Insight: This helps identify whether certain plans are more prone to payment issues and churn, providing a plan-specific view of risk.

5.2 tenure

5.2.1 tenure by churn

tenure_patterns <- customer_subscription_churn_usage_patterns %>% group_by(churn) %>% summarise(total=sum(tenure_months),avr_tenure=mean(tenure_months))
knitr::kable(head(tenure_patterns))
churn total avr_tenure
No 22213 18.58828
Yes 29903 18.63115

Purpose: This code examines customer tenure in relation to churn.

Groups the dataset by churn status (Yes/No).

Calculates:

total: total months of tenure for each churn group

avr_tenure: average tenure (in months) per group

Insight: This gives a general understanding of how long churned vs. retained customers have been with the service, helping to see whether longer-tenured customers are more or less likely to leave.

5.3 hours usage and last login

avg_hours_pattern <- customer_subscription_churn_usage_patterns %>% group_by(churn) %>% summarise(total=sum(avg_weekly_usage_hours),avr_hours=mean(avg_weekly_usage_hours))
knitr::kable(head(avg_hours_pattern))
churn total avr_hours
No 16427 13.74644
Yes 19669 12.25483

avg_hours_pattern Purpose: Analyzes average weekly app usage for churned vs. retained customers.

Groups by churn status.

Calculates:

total: total weekly usage hours for each group

avr_hours: average weekly usage per customer

Insight: Helps understand whether more engaged users (higher weekly usage) are less likely to churn. the avg hours are same which means that for churn variable it shows that they both use it for same period 13 yes 12 no.

mean_last_login <- customer_subscription_churn_usage_patterns %>% group_by(churn) %>% summarise(avg=mean(last_login_days_ago))
knitr::kable(head(mean_last_login))
churn avg
No 26.14979
Yes 32.87539

mean_last_login Purpose: Measures recency of activity among customers.

Groups by churn.

Calculates the average number of days since the last login for each group.
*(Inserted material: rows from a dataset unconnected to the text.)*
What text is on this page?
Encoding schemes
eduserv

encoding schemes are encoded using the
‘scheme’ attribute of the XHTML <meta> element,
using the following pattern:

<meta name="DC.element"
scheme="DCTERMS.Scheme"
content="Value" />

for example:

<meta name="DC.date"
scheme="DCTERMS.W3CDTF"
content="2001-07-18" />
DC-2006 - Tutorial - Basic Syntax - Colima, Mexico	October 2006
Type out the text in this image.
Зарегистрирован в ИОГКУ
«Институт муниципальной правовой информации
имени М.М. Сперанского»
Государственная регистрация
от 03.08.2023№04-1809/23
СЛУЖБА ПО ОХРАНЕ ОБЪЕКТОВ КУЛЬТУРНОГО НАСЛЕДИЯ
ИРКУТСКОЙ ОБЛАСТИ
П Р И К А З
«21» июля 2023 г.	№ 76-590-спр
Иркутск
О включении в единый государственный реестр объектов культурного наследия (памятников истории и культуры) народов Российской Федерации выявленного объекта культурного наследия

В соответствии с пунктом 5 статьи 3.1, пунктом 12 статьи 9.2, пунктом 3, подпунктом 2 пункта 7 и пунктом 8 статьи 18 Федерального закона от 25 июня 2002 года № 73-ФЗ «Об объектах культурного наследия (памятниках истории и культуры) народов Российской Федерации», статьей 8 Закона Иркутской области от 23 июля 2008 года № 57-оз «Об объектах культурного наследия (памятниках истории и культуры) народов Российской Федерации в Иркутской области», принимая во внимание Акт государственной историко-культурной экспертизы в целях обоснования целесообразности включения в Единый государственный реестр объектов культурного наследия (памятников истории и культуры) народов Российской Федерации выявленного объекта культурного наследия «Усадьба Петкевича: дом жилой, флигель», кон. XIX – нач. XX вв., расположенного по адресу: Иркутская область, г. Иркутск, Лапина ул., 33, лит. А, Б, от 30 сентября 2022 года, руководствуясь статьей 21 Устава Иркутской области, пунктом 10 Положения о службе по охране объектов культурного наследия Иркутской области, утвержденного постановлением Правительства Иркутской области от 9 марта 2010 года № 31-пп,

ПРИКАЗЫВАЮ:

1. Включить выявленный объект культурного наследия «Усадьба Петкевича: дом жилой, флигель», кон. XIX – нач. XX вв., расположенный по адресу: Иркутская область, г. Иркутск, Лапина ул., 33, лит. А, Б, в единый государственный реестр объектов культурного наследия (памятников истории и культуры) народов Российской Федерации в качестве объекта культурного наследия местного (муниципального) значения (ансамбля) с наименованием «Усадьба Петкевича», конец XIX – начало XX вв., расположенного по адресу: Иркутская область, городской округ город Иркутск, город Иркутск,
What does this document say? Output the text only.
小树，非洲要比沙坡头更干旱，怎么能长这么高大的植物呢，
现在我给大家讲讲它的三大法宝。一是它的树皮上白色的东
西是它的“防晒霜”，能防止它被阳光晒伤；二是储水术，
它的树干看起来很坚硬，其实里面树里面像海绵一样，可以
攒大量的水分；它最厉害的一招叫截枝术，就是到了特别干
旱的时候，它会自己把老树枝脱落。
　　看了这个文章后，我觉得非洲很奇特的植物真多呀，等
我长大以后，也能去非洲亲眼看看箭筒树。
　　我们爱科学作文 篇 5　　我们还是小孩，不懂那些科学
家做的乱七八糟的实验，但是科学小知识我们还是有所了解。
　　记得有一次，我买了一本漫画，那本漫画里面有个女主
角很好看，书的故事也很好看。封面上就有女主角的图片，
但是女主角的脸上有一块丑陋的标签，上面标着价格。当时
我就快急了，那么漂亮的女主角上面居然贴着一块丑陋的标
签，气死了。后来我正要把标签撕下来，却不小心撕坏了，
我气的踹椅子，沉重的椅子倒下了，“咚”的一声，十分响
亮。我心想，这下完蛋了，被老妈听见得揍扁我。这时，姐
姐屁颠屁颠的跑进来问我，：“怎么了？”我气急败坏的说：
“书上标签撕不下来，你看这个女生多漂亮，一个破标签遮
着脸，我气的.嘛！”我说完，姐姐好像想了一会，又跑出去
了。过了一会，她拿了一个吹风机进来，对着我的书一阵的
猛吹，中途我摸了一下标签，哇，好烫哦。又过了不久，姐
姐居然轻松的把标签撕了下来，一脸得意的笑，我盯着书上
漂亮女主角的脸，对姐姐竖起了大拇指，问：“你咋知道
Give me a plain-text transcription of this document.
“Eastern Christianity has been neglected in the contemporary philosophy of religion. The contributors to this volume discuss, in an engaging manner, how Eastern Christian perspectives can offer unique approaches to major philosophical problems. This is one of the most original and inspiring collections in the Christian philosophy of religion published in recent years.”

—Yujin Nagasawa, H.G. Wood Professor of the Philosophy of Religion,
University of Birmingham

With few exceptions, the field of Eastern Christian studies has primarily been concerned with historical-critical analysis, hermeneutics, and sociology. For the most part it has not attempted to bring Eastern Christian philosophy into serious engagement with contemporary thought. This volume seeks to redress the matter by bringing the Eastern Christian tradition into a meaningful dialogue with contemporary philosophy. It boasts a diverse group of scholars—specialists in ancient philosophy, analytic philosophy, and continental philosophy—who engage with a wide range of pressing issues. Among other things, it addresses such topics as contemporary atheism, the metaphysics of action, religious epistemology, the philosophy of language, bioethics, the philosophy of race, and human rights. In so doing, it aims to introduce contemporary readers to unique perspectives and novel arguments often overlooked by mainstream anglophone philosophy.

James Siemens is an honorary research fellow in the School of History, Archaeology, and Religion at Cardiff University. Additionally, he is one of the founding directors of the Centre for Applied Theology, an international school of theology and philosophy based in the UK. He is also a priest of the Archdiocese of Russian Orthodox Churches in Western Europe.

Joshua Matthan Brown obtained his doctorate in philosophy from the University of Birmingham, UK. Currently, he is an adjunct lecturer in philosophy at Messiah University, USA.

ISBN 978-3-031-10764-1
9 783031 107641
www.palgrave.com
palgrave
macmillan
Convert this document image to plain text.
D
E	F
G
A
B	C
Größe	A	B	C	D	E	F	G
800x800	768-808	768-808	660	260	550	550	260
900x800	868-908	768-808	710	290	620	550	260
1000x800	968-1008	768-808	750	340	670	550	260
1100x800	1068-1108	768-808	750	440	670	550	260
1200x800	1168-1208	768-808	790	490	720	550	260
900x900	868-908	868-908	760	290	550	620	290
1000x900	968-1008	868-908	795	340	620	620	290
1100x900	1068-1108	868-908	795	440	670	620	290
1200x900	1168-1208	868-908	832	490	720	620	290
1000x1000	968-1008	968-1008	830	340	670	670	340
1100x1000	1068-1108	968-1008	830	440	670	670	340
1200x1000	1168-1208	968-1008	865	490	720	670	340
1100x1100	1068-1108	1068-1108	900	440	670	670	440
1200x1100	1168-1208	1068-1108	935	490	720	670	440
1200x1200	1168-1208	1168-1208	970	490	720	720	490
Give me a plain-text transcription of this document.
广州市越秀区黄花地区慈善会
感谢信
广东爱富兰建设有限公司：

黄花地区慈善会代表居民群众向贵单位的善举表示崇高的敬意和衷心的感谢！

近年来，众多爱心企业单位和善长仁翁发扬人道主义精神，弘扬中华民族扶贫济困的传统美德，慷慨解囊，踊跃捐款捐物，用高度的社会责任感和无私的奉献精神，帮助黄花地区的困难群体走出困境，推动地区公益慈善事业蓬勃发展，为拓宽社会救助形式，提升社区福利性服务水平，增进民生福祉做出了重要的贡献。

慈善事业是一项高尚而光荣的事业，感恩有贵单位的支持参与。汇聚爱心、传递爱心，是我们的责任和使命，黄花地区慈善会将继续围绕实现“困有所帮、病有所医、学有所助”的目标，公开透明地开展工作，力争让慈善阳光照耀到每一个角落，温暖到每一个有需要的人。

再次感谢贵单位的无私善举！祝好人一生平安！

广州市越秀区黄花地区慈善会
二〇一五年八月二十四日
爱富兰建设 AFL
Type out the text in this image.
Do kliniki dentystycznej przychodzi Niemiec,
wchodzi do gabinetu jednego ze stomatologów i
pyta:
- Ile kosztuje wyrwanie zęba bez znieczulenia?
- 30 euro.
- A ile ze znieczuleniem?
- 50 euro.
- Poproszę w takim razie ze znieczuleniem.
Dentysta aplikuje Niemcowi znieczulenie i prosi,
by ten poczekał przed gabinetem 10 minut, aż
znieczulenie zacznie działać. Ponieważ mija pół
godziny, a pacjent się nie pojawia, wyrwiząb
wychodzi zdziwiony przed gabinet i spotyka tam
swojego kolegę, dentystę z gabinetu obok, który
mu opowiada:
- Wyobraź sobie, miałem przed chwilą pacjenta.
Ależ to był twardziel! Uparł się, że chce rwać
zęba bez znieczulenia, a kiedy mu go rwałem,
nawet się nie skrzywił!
Insight: Provides a sense of whether recently active customers are more likely to stay, which can help in identifying dormant users at risk of churning. it shows that churned tend to have higher avg last login days.

6 First spotted patterns,trends or difference

the patterns are organized by the importance.

6.1 payment failures

the bin_pf dataframe shows that 2 payment failures is where churn no clients number start to decrease and churn yes increase meaning that 2 payment failures is dead point. also the number of payment failures for churned people is higher meaning they get more payment failures. and the churn rate from 1 to 2 jumps from 0.4 to 0.64.

6.2 support tickets

support tickets shows that churned people have done more support tickets than staying people with an average of 4.22 compared to 3.44 making a difference of approximatly 1 support tickets.

6.3 plans

plans doesnt show difference in term of churn state they are same arround 33.3% for each and also same in payment failures.

6.4 others

for avg weekly hour usage it shows a difference of 1h from 13 for no and 12 for yes meaning the difference is little.

for tenure months they are the same arround 18.5.

last login in days shows that churned people have from 30-36 days without using the subscription while people who stayed 22-29 days.

7 plotting

note: in plotting phase i used AI by giving him first manual code for plot using ggplot and asking him to improve it and make it more beautiful. which cuts time.